The U.S. dollar was slightly subdued in cautious trade ahead of an interest rate decision today by the Federal Reserve. If that’s not enough, markets today will also contend with a deluge of U.S. data on the economy-driving consumer, with attention splitting time with an election in the Netherlands. Not long ago, a U.S. rate hike in March was considered a longshot. But a move today by the Fed to raise rates by a quarter percentage point to a range of 0.75 percent to 1.00 percent is now considered a near certainty after Fed officials hinted as much in recent weeks and the world’s biggest economy has produced a steady stream of encouraging data. What remains anything but certain is how often the Fed could raise rates over the balance of the year, something the central bank will indicate when it releases its decision along with new economic projections starting at 2 p.m. ET.

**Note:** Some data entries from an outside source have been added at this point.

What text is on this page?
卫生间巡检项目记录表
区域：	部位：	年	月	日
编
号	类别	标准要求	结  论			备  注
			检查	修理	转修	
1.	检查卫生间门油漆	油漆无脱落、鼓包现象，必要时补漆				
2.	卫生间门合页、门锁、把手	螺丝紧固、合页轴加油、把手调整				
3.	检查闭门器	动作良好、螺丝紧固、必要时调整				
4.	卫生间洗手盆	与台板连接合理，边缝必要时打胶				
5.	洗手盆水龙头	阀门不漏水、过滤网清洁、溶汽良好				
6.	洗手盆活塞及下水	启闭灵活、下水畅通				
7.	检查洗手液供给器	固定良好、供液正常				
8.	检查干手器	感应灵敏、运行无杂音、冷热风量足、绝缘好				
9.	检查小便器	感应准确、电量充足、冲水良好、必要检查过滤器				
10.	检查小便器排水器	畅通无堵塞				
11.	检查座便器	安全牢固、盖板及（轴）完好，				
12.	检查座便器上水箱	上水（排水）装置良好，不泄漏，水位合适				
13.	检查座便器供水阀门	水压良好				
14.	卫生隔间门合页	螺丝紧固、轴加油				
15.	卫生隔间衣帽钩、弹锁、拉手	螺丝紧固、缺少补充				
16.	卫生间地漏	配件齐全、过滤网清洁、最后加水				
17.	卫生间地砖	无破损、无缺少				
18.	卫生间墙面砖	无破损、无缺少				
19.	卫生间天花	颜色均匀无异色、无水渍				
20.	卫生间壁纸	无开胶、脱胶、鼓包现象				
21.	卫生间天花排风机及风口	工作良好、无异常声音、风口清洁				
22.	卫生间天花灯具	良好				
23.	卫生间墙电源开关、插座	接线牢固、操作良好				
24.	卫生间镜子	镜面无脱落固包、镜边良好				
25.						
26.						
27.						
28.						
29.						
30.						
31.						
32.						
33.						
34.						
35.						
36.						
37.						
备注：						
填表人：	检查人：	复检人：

The euro firmed as pre-Fed caution, for now, overshadowed political risk in Europe with the Dutch voting today to choose their next prime minister. Today’s election is considered a preview of populist sentiment ahead of coming elections in France and Germany. A win for the incumbent prime minister Mark Rutte over challenger and euro-skeptic Geert Wilders could leave the euro well placed to enjoy a relief rally. However, a win by Mr. Wilders would deal a blow to the European establishment and heighten political uncertainty in the bloc’s two biggest nations, a scenario that could weigh sharply on the euro.
Canada’s buck kept to a snug range with markets waiting with bated breath for today’s Fed decision at 2 p.m. ET followed by a press conference by Chairwoman Janet Yellen 30 minutes later. Ahead of the Fed, the loonie benefited from a mild bout of greenback weakness with firmer oil above $48 also lending support to commodity currencies.
The dollar pared declines after an overall constructive batch of data on inflation and the consumer, who does the economy’s heaviest lifting. The 2.7 percent annual rise in headline consumer inflation in February marked the most in nearly 5 years. Consumers, as expected, reined in spending with retail sales up just 0.1 percent in February, though dollar bulls cheered a healthy upward revision to the January number. On balance, the data should seal the deal for a U.S. rate hike today and leave the Fed’s table adorned with at least a pair of rate rises in the months ahead. A rate hike today, coupled with a conditional pledge to boost rates twice more by year-end, could leave the dollar vulnerable to a ‘buy the rumor, sell the fact’ selloff, a scenario that largely played out in the wake of last week’s U.S. jobs report. For the dollar to rally, the Fed would need to sound amenable to raising rates 3-4 times this year.
Sterling recovered from eight-week lows, helped by a heavier dollar ahead of the Fed, and news of the lowest U.K. unemployment in years. Britain’s jobless rate started the year with a decline to 4.7 percent, the lowest since at least 2005. While encouraging, another measure of the job market was worrisome as pay growth moderated at a time that inflation is trending higher, boding negatively for consumer spending and growth in the months ahead.